In 1985 the European Students’ Forum
(AEGEE) was born in Paris. Everything was done from Paris, but in coordination with other university cities in
Germany, Belgium, Spain,
Italy, the Netherlands and
France – basically the main EU members. Due to the iron curtain, Romania
and other Eastern-European countries have not been involved from the beginning.
It was only in 1989, right after the events known to all of us, which AEGEE
moved very fast with expanding to the Eastern-European countries.
In my home city Cluj-Napoca, the association was already
present in spring 1990. However, when I started to lead AEGEE-Cluj-Napoca in
1995, the EU was still very far and untouchable for almost all Romanians. Only
the rector of the “Babes-Bolyai” University, Mr. Andrei Marga, the present Minister
of Foreign Affairs of Romania, connected to the Community and its structures in
his speeches.
In 1997, I was elected in the EU
board of the association, working from Brussels.

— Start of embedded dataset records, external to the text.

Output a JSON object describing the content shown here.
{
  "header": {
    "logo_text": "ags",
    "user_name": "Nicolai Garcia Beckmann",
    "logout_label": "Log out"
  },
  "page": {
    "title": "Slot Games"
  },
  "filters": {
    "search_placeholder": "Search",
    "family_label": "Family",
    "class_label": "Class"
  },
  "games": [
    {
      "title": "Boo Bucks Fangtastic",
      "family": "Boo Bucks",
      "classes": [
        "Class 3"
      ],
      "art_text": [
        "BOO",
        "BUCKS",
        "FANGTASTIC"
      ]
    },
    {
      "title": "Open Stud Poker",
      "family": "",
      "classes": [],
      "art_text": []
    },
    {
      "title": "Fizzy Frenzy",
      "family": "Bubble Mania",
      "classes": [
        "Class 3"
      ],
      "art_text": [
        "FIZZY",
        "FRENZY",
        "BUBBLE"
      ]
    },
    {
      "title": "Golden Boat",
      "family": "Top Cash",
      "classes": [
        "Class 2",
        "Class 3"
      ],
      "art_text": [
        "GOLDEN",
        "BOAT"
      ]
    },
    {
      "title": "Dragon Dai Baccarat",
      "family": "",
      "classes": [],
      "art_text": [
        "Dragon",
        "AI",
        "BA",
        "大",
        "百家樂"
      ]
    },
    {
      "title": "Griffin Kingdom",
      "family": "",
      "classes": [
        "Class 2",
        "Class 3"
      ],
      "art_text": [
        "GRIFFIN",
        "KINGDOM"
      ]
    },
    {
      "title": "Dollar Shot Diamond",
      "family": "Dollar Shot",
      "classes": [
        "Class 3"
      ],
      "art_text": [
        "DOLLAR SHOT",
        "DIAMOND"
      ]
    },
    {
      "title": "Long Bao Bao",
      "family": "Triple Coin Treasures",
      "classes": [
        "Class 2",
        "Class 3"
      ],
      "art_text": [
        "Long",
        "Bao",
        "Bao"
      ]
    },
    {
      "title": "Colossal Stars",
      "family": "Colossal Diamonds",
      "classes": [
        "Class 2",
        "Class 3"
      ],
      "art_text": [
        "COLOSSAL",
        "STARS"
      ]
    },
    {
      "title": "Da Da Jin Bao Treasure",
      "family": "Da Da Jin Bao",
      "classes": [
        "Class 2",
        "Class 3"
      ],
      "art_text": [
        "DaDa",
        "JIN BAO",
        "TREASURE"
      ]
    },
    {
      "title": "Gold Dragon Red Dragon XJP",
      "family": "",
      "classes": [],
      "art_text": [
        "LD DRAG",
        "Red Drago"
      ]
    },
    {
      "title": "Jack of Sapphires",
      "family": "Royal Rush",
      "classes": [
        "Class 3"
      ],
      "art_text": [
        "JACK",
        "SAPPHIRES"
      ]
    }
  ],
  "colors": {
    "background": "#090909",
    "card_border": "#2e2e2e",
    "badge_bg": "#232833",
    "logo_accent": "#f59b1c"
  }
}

And I started to feel that I could explain the ‘EU phenomenon’ more easily. It
was, for example, not at all popular with the youth in France, in Italy
and Spain it was something
reduced to a tourist and cultural summer experience, and in Germany and the Netherlands it was seen as a good
experience to put on the CV. In stead, Polish, Hungarians, Slovenians, and lots
of Romanians (Oana, Calin, Diana, Voichita, Anca, etc.) came to Brussels, as members of
the European Board. It was the time that EU was very popular in candidate
countries, but losing ground to the 15 EU Member States.
After 2005, paradox or not, the
interest from people of the Eastern-European countries in the European movement
(AEGEE is not a pro-European association, but a network of people debating
about the EU) went down. Taken advantage that AEGEE is present in 40 countries,
the European board started to include youth from Serbia,
Croatia, Ukraine, Russia
and even Georgia.
This shows indirectly that EU has a lot of fans in that area.
I don’t want to put a superficial
conclusion, but I feel that the EU project is kind of ‘tired’, and the youth
explains this directly via their lack of engagement.